Extimité
Par le gardien le jeudi 16 juin 2011, 00:00 - Singumots - Lien permanent
L’intimité extériorisée, ou extimité, est un paradoxe contemporain qui pose des problèmes à la fois personnels et sociétaux. Elle est facilitée par les nouvelles technologies et leur fluidité numérique. À ce titre le blog, journal intime sur Internet, est caricatural. Les réseaux sociaux et la télé-réalité permettent également une visibilité permanente. Cette intimité dévoilée c’est un peu comme si on vivait dans une maison de verre. Grâce à l’immédiateté, la simultanéité et l’universalité, l’écriture publique de l’intime permet de « s’éclater », d’être à la fois un et multiple. C’est sans doute le rôle principal que joue le virtuel : venir au secours du réel. Il ne s‘agit pas seulement d’en faire profiter les autres mais aussi soi-même et de trouver ainsi des repères qui, autrement, feraient défaut. L’intime, c’est ce qui réside au plus profond de soi. Tout en se cachant derrière un pseudonyme on donne à voir non seulement ses faits et gestes mais également son monde intérieur.

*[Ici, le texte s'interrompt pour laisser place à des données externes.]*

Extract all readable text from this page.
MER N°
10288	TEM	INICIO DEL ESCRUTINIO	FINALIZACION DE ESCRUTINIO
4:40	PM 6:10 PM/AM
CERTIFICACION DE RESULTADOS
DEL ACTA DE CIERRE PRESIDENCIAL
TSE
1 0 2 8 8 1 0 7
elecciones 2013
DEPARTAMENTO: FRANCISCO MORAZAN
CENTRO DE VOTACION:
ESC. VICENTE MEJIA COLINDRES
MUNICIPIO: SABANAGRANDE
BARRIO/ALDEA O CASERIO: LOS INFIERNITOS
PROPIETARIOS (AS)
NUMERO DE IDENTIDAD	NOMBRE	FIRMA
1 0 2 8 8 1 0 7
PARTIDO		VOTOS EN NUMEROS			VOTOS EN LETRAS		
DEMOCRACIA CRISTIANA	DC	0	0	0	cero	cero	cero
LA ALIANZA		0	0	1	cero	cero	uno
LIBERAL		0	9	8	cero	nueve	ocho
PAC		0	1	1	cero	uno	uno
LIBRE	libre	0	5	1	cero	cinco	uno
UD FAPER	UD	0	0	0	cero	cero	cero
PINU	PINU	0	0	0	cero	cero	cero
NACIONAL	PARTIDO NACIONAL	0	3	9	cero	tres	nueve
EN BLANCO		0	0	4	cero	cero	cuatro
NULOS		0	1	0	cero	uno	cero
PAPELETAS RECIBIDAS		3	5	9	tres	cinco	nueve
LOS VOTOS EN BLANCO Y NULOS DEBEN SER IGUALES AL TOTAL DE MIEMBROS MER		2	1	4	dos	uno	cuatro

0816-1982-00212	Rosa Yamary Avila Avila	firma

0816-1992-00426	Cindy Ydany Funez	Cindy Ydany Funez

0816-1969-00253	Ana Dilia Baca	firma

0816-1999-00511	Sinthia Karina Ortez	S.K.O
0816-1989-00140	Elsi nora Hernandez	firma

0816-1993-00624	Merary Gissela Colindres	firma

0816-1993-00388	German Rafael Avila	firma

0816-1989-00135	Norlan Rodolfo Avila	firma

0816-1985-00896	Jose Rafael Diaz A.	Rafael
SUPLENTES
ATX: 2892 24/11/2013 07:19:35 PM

Partagé avec d’autres, l’intime devient ainsi plus supportable. Il ne s’agit pas d’un simple exhibitionnisme cherchant à racoler le voyeurisme des autres, de lancer ses fantasmes à l'assaut du grand jour mais surtout de faire un pas supplémentaire vers l’estime de soi. Le narcissisme et l'individualisme s’en trouvent justifiés, voire renforcés.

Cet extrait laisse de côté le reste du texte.